Seromic profiling of ovarian and pancreatic cancer

Sacha Gnjatic, Erika Ritter, Markus W Büchler, Nathalia A Giese, Benedikt Brors, Claudia Frei, Anne Murray, Niels Halama, Inka Zörnig, Yao-Tseng Chen, Christopher Andrews, Gerd Ritter, Lloyd J Old, Kunle Odunsi, Dirk Jäger, Sacha Gnjatic, Erika Ritter, Markus W Büchler, Nathalia A Giese, Benedikt Brors, Claudia Frei, Anne Murray, Niels Halama, Inka Zörnig, Yao-Tseng Chen, Christopher Andrews, Gerd Ritter, Lloyd J Old, Kunle Odunsi, Dirk Jäger

Abstract

Autoantibodies, a hallmark of both autoimmunity and cancer, represent an easily accessible surrogate for measuring adaptive immune responses to cancer. Sera can now be assayed for reactivity against thousands of proteins using microarrays, but there is no agreed-upon standard to analyze results. We developed a set of tailored quality control and normalization procedures based on ELISA validation to allow patient comparisons and determination of individual cutoffs for specificity and sensitivity. Sera from 60 patients with pancreatic cancer, 51 patients with ovarian cancer, and 53 age-matched healthy donors were used to assess the binding of IgG antibodies against a panel of >8000 human antigens using protein microarrays and fluorescence detection. The resulting data interpretation led to the definition and ranking of proteins with preferred recognition by the sera from cancer patients in comparison with healthy donors, both by frequency and strength of signal. We found that 202 proteins were preferentially immunogenic in ovarian cancer sera compared to 29 in pancreatic cancer, with few overlaps. Correlates of autoantibody signatures with known tumor expression of corresponding antigens, functional pathways, clinical stage, and outcome were examined. Serological analysis of arrays displaying the complete human proteome (seromics) represents a new era in cancer immunology, opening the way to defining the repertoire of the humoral immune response to cancer.

Conflict of interest statement

The authors declare no conflict of interest.

Figures

Fig. 1.
Fig. 1.
ELISA with sera from 60 pancreatic cancer patients, 53 healthy donors, and 51 ovarian cancer patients. Results are shown as extrapolated IgG titers against a series of 22 recombinant antigens listed. Three ovarian cancer patient sera were considered not evaluable because of reactivity to more than 50% of antigens tested and were therefore excluded from the graph and from statistics. Results are considered positive if reciprocal titers are >100. Results are representative of at least two repeat assays. LTS, long-term survivor; STS, short-term survivor; IntS, intermediate-term survivor.
Fig. 2.
Fig. 2.
Flowchart of normalization, validation, and antigen selection strategies for seromics. X = any of the values on the array; Q1 = 25th percentile of all values; Q3 = 75th percentile of all values.
Fig. 3.
Fig. 3.
Comparison of ELISA and seromics data on panel of antigens using sera with known specificity. Fourteen control sera, plotted along the x axis and known to react with individual antigens shown next to their name, were tested against a series of 30 proteins indicated.
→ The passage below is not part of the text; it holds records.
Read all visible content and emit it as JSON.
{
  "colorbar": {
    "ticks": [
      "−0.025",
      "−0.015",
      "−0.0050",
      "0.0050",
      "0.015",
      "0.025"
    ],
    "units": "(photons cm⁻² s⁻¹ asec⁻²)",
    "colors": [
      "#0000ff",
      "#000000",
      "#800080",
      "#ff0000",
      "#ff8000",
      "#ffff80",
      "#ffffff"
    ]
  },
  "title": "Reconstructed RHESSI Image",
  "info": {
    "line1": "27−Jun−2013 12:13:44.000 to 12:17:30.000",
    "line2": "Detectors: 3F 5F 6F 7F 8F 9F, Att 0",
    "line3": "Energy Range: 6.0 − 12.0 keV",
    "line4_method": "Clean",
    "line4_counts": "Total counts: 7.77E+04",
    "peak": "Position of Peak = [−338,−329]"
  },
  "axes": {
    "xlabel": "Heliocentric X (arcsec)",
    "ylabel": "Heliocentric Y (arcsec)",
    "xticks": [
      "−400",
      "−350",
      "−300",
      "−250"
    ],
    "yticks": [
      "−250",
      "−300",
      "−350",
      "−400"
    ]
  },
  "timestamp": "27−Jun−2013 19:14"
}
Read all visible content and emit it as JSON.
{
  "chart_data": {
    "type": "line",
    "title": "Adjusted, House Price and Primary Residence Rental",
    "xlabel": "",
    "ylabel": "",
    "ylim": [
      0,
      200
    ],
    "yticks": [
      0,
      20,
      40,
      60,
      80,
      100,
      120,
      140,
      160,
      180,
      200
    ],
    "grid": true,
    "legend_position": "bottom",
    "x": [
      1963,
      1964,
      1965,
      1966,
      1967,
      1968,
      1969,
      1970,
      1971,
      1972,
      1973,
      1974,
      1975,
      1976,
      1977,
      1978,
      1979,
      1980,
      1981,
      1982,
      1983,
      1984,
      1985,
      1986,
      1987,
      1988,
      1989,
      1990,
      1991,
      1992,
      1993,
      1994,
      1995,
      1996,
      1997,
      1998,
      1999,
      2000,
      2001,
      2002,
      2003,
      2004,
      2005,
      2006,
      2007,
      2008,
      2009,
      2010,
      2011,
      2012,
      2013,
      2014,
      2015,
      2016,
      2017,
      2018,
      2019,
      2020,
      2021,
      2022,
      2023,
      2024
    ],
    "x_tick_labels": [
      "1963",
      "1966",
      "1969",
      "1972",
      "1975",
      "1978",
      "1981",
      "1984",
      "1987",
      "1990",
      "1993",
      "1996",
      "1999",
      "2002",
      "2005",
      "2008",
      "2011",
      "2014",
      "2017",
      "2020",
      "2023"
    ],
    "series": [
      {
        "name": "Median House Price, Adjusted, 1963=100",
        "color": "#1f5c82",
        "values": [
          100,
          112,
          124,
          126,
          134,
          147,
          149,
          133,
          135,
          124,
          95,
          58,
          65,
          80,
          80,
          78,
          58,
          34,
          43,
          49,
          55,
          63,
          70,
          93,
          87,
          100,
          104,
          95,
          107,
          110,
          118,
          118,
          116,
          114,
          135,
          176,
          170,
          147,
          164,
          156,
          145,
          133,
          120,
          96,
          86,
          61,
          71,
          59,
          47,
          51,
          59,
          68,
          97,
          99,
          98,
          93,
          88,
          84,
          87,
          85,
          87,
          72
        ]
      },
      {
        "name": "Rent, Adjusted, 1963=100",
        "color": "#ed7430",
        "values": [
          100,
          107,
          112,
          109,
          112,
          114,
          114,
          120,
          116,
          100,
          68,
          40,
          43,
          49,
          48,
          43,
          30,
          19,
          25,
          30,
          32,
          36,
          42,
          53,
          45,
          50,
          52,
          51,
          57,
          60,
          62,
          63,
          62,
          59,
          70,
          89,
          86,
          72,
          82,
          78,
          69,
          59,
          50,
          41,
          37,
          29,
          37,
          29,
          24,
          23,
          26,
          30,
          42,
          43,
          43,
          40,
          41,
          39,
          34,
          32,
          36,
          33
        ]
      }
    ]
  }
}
In the top panel, reciprocal titers were determined by ELISA from serial dilutions for each serum against each protein, as described in Materials and Methods. Only reciprocal titers greater than 500 are shown in ELISA to allow relevant comparison with seromics data that were generated using a single 1:500 serum dilution. In the lower panel, fold-over-cutoff results of seromics are shown following data transformation and normalization, indicating seroreactivity against the same 30 proteins spotted on ProtoArrays. Trunc, truncated proteins.
Fig. 4.
Fig. 4.
Three-dimensional heat map representation of seroreactivity against top antigens in sera from ovarian and pancreatic cancer patients and healthy donors, as indicated. Sera are arranged along the y axis, whereas antigens listed in Tables S1 and Tables S2 are arranged along the x axis, with those preferentially immunogenic in ovarian cancer on the left and those preferentially immunogenic in pancreatic cancer on the right, with some overlap. Each peak represents the reactivity of an individual serum to one antigen, expressed as the number of fold-over cutoff, indicating the strength of antibody response. If the ratio to cutoff is greater than 1, the serum is considered to react significantly and peaks appear as yellow. Peaks have graded bars to indicate number of actual folds over cutoff (shown up to 20× over cutoff).
Fig. 5.
Fig. 5.
Kaplan–Meier analyses of overall survival of cancer patients according to the presence of antibody response to a set of antigens. Detection of antibody response to any of the antigens listed above each graph was measured in ovarian (A and B) and pancreatic (C and D) cancer patients. Significant associations of autoantibody responses with better (A and C) or worse (B and D) clinical outcome were found by comparing differences between curves with the log-rank method. The accession numbers of genes coding for these antigens are listed in Tables S1 and Tables S2.